This equation, which comes to us courtesy of Time Magazine’s issue of October 5 , translates as “renewable energy costs less than coal.” It appears in an article about Bill Weihl, “Google’s new green-energy czar,” who is shown wrapped in a sheet of Mylar.

Weihl, one of three featured “Heroes of the Environment,” is the former MIT professor leading Google’s current campaign “to help make the world better.”

Already, Weihl has cut energy consumption in half at a Google data center, and installed an enormous solar installation at the company’s headquarters in Mountain View, California. The company is giving millions to clean-energy start-ups and funding in-house research.

All well and good, but still “one small step for a man.” I have a green-energy proposal for the Google data center in The Dalles that packs the potential of “a giant leap for mankind.”

Phase in an orderly switch from hydroelectric to wind-generated energy. Then lead the charge to decommission The Dalles Dam, create a free-flowing Columbia River between Bonneville and John Day dams, and restore the ancient Native American fishery at Celilo Falls.

Windmills are sprouting on the bluffs and slopes along the Columbia at a fantastic rate, doubling in number over the past summer — a personal observation, not a hard fact, though my estimate was confirmed by a worker who helped construct this forest of green-energy giants.

We met by chance at the Stonehenge War Memorial, just east of Maryhill. In the course of our conversation, I asked, “Wouldn’t it be great if all these windmills one day replaced The Dalles Dam?” He said the powers-that-be would never let it happen. No matter how much energy they generated, windmills would forever play second fiddle to dams.

Another of the three “Heroes” is China’s Sherri Liao. “Chairman Mao preached that humanity must conquer nature,” we read before learning how Ms. Liao, a philosophy teacher who founded Global Village of Beijing, a thriving green-advocacy group, is quietly but effectively upsetting Mao’s applecart.

Hydroelectric dams are throwbacks to Chairman Mao’s credo. The green-energy movement is beyond the control of those in government and industry who cling to the notion that Earth exists for man to exploit.
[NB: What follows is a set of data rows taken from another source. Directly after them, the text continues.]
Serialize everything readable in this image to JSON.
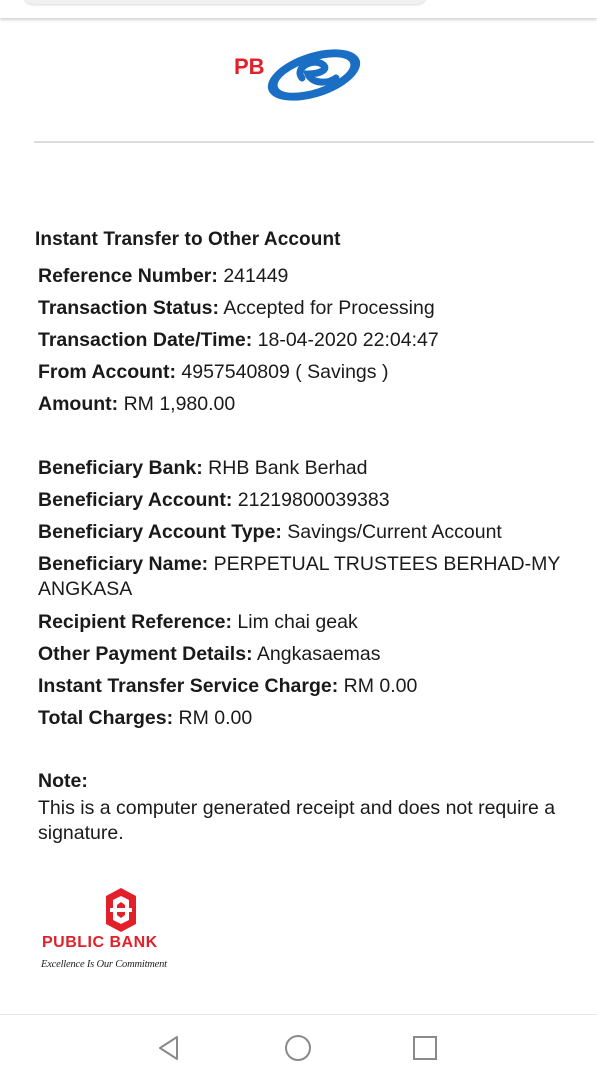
{
  "header": {
    "logo_text": "PBe"
  },
  "receipt": {
    "title": "Instant Transfer to Other Account",
    "reference_number": {
      "label": "Reference Number:",
      "value": "241449"
    },
    "transaction_status": {
      "label": "Transaction Status:",
      "value": "Accepted for Processing"
    },
    "transaction_datetime": {
      "label": "Transaction Date/Time:",
      "value": "18-04-2020 22:04:47"
    },
    "from_account": {
      "label": "From Account:",
      "value": "4957540809 ( Savings )"
    },
    "amount": {
      "label": "Amount:",
      "value": "RM 1,980.00"
    },
    "beneficiary_bank": {
      "label": "Beneficiary Bank:",
      "value": "RHB Bank Berhad"
    },
    "beneficiary_account": {
      "label": "Beneficiary Account:",
      "value": "21219800039383"
    },
    "beneficiary_account_type": {
      "label": "Beneficiary Account Type:",
      "value": "Savings/Current Account"
    },
    "beneficiary_name": {
      "label": "Beneficiary Name:",
      "value": "PERPETUAL TRUSTEES BERHAD-MY ANGKASA"
    },
    "recipient_reference": {
      "label": "Recipient Reference:",
      "value": "Lim chai geak"
    },
    "other_payment_details": {
      "label": "Other Payment Details:",
      "value": "Angkasaemas"
    },
    "service_charge": {
      "label": "Instant Transfer Service Charge:",
      "value": "RM 0.00"
    },
    "total_charges": {
      "label": "Total Charges:",
      "value": "RM 0.00"
    },
    "note_label": "Note:",
    "note_text": "This is a computer generated receipt and does not require a signature."
  },
  "footer": {
    "brand": "PUBLIC BANK",
    "tagline": "Excellence Is Our Commitment"
  },
  "nav": {
    "back": "back-icon",
    "home": "home-icon",
    "recents": "recents-icon"
  },
  "colors": {
    "brand_red": "#e1202a",
    "brand_blue": "#1a6fc4"
  }
}
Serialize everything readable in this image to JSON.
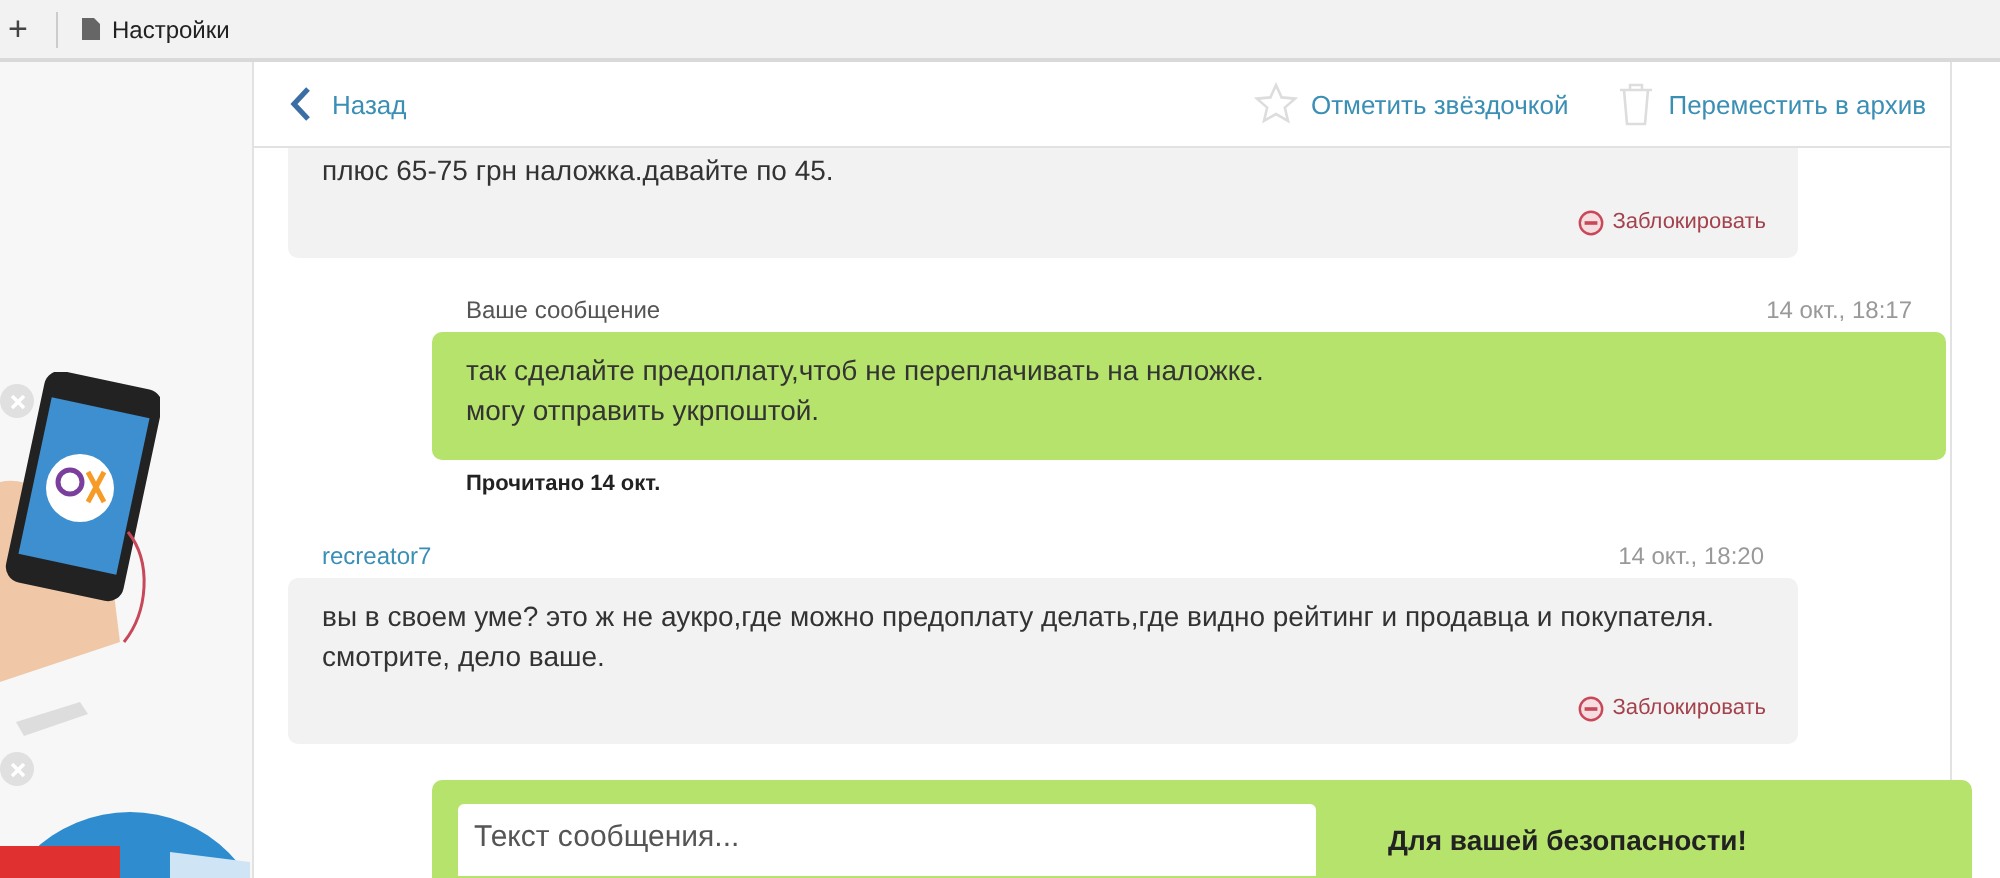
{
  "browser_bar": {
    "new_tab": "+",
    "bookmark": "Настройки"
  },
  "header": {
    "back": "Назад",
    "actions": [
      {
        "kind": "star",
        "label": "Отметить звёздочкой"
      },
      {
        "kind": "archive",
        "label": "Переместить в архив"
      }
    ]
  },
  "messages": [
    {
      "kind": "incoming",
      "lines": [
        "плюс 65-75 грн наложка.давайте по 45."
      ],
      "block": "Заблокировать"
    },
    {
      "kind": "outgoing",
      "author": "Ваше сообщение",
      "time": "14 окт., 18:17",
      "lines": [
        "так сделайте предоплату,чтоб не переплачивать на наложке.",
        "могу отправить укрпоштой."
      ],
      "status": "Прочитано 14 окт."
    },
    {
      "kind": "incoming",
      "author": "recreator7",
      "time": "14 окт., 18:20",
      "lines": [
        "вы в своем уме? это ж не аукро,где можно предоплату делать,где видно рейтинг и продавца и покупателя.",
        "смотрите, дело ваше."
      ],
      "block": "Заблокировать"
    }
  ],
  "compose": {
    "placeholder": "Текст сообщения...",
    "notice_title": "Для вашей безопасности!"
  }
}
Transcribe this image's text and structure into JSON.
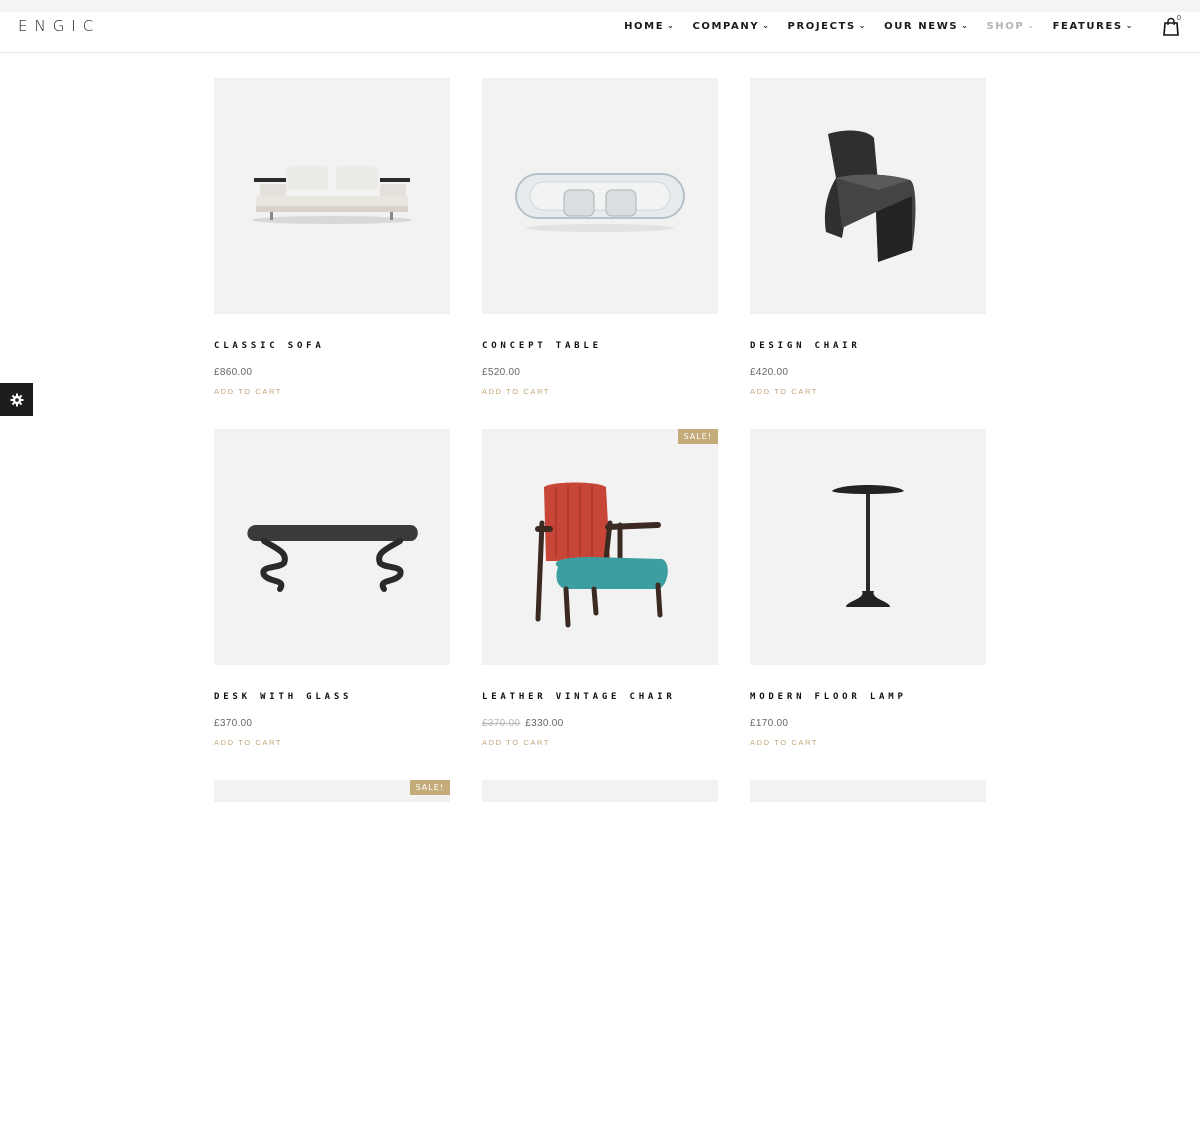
{
  "header": {
    "logo": "ENGIC",
    "nav": [
      {
        "label": "HOME",
        "active": false
      },
      {
        "label": "COMPANY",
        "active": false
      },
      {
        "label": "PROJECTS",
        "active": false
      },
      {
        "label": "OUR NEWS",
        "active": false
      },
      {
        "label": "SHOP",
        "active": true
      },
      {
        "label": "FEATURES",
        "active": false
      }
    ],
    "cart_count": "0",
    "cart_icon": "shopping-bag-icon"
  },
  "sidebar": {
    "settings_icon": "gear-icon"
  },
  "products": [
    {
      "name": "CLASSIC SOFA",
      "price": "£860.00",
      "old_price": "",
      "action": "ADD TO CART",
      "sale": "",
      "image": "sofa"
    },
    {
      "name": "CONCEPT TABLE",
      "price": "£520.00",
      "old_price": "",
      "action": "ADD TO CART",
      "sale": "",
      "image": "glass-table"
    },
    {
      "name": "DESIGN CHAIR",
      "price": "£420.00",
      "old_price": "",
      "action": "ADD TO CART",
      "sale": "",
      "image": "chair"
    },
    {
      "name": "DESK WITH GLASS",
      "price": "£370.00",
      "old_price": "",
      "action": "ADD TO CART",
      "sale": "",
      "image": "desk"
    },
    {
      "name": "LEATHER VINTAGE CHAIR",
      "price": "£330.00",
      "old_price": "£370.00",
      "action": "ADD TO CART",
      "sale": "SALE!",
      "image": "armchair"
    },
    {
      "name": "MODERN FLOOR LAMP",
      "price": "£170.00",
      "old_price": "",
      "action": "ADD TO CART",
      "sale": "",
      "image": "lamp"
    }
  ],
  "partial_row": [
    {
      "sale": "SALE!"
    },
    {
      "sale": ""
    },
    {
      "sale": ""
    }
  ],
  "colors": {
    "accent": "#c3a77b",
    "sale_badge": "#c3ab7a",
    "thumb_bg": "#f2f2f2",
    "active_nav": "#b4b4b4"
  }
}
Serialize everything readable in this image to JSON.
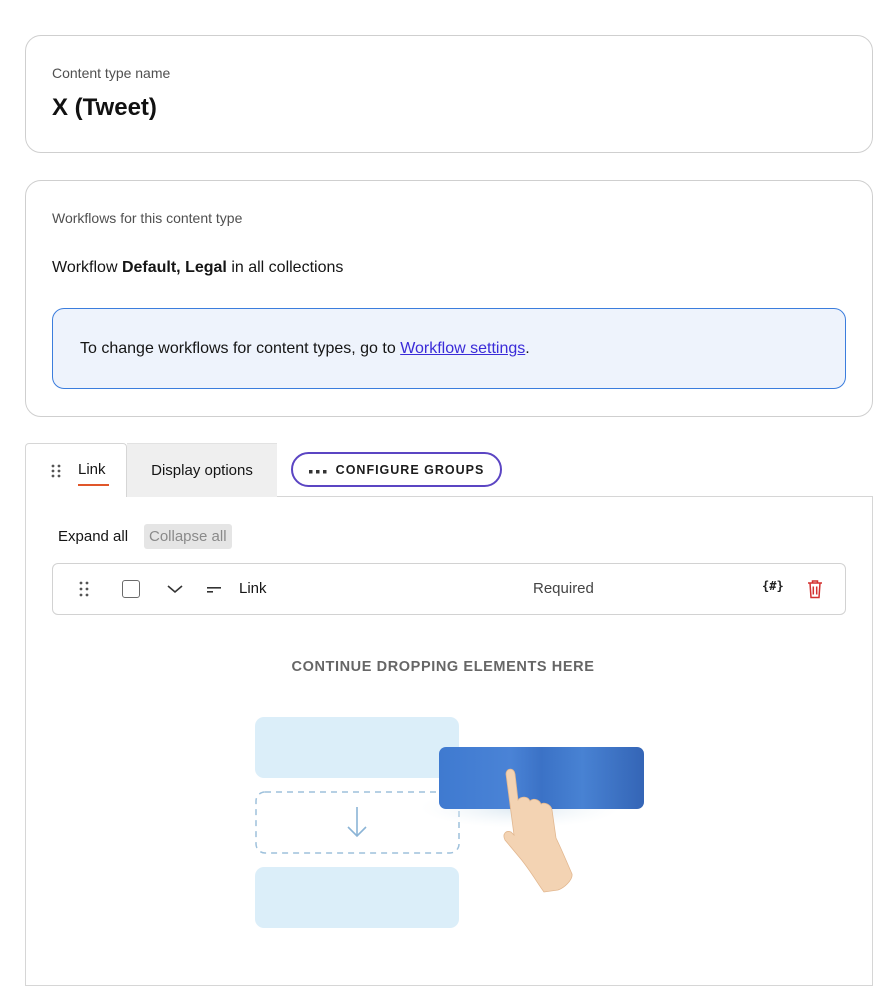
{
  "content_type": {
    "label": "Content type name",
    "name": "X (Tweet)"
  },
  "workflows": {
    "label": "Workflows for this content type",
    "prefix": "Workflow",
    "names": "Default, Legal",
    "suffix": "in all collections",
    "info_prefix": "To change workflows for content types, go to",
    "info_link": "Workflow settings",
    "info_suffix": "."
  },
  "tabs": {
    "link": "Link",
    "display": "Display options"
  },
  "configure_button": "CONFIGURE GROUPS",
  "toolbar": {
    "expand": "Expand all",
    "collapse": "Collapse all"
  },
  "element_row": {
    "label": "Link",
    "status": "Required",
    "code_icon": "{#}"
  },
  "drop_zone": {
    "title": "CONTINUE DROPPING ELEMENTS HERE"
  },
  "colors": {
    "accent": "#5b45c3",
    "tab_underline": "#e0562a",
    "info_border": "#3b7ddd",
    "info_bg": "#eef3fc",
    "link": "#3a2bd8",
    "trash": "#d3302f"
  }
}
The movement is growing from the ground up, and gaining momentum daily.

Certainly our collective intelligence will find ways to irrigate fields and move crops to market if The Dalles Dam disappears. And with a free-flowing Columbia, Celilo Falls again will serve as the river’s pump, heat regulator and oxygen source, giving new hope to the dream of restoring native salmon runs.

What will it be, Google? Small step or giant leap?